Die Betroffene war ausweislich der Urteilsgründe vom persönlichen Erscheinen in der Hauptverhandlung entbunden; auch der Verteidiger der Betroffenen hat an der Hauptverhandlung nicht teilgenommen. Allerdings hat der Verteidiger im Vorfeld der Hauptverhandlung, insbesondere mit dem Schriftsatz vom 24. März 2014, dem ein Privatgutachten beigefügt gewesen ist, umfangreich Stellung bezogen und insbesondere die Verwertbarkeit des Meßergebnisses unter verschiedenen Gesichtspunkten gerügt. Ausweislich des Protokolls der Hauptverhandlung wurde dieser Schriftsatz nicht gemäß § 74 Abs. 1 Satz 2 OWiG durch Mitteilung seines wesentlichen Inhalts oder durch Verlesung in die Hauptverhandlung eingeführt. Zudem fehlt Im Urteil jegliche Auseinandersetzung mit den Ausführungen des Verteidigers. Darüber hinaus läßt sich dem Urteil nicht entnehmen, dass das Amtsgericht den vorbereitenden Schriftsatz des Verteidigers überhaupt zur Kenntnis genommen hätte. Diese Umstände in ihrer Gesamtheit drängen aber die Annahme auf, dass das Amtsgericht wesentliches Verteidigungsvorbringen außer Acht gelassen hat.

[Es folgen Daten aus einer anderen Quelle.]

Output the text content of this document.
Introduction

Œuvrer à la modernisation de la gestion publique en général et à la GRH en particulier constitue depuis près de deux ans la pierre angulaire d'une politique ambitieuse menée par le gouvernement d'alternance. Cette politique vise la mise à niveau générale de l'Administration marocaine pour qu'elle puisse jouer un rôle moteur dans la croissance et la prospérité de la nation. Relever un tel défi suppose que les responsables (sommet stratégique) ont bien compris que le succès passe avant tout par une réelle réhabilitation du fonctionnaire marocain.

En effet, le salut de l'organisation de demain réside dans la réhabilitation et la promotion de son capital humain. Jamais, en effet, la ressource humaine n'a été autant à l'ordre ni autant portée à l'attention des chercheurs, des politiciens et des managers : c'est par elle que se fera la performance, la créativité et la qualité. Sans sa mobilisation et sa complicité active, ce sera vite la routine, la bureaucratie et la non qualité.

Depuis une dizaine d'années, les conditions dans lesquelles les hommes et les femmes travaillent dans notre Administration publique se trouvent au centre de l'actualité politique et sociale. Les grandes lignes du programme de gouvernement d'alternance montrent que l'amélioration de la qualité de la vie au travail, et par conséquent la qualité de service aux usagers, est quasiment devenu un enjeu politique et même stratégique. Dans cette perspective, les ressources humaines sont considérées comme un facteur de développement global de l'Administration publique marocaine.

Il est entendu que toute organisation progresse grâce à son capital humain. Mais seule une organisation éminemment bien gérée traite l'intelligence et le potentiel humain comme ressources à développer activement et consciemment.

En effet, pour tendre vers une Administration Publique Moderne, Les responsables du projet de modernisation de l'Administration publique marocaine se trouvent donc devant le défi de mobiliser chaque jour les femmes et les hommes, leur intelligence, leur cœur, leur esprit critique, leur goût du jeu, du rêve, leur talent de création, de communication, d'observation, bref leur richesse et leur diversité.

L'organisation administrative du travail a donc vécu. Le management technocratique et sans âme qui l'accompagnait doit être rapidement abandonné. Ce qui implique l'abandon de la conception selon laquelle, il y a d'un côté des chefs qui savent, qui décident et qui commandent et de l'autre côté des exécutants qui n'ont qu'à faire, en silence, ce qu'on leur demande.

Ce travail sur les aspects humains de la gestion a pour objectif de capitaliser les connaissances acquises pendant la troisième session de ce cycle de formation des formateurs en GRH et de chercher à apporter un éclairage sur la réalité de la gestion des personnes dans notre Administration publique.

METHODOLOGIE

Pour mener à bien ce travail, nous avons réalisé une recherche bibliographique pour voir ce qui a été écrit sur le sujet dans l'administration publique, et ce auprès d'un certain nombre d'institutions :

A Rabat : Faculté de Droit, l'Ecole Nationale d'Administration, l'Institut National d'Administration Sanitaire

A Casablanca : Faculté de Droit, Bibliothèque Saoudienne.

Dies nötigt zur Aufhebung des amtsgerichtlichen Urteils und zur Zurückverweisung der Sache.“

Das Bemerkenswerte ist der letzte Satz. Wie meinte der Kollege Dr. Krenberger in seiner „Übersendungsverfügung“ treffend: „Wenn sich OLGs zu Entscheidungen genötigt sehen, dann hat der Verteidiger einen guten Job gemacht oder? 🙂 „. Recht hat er.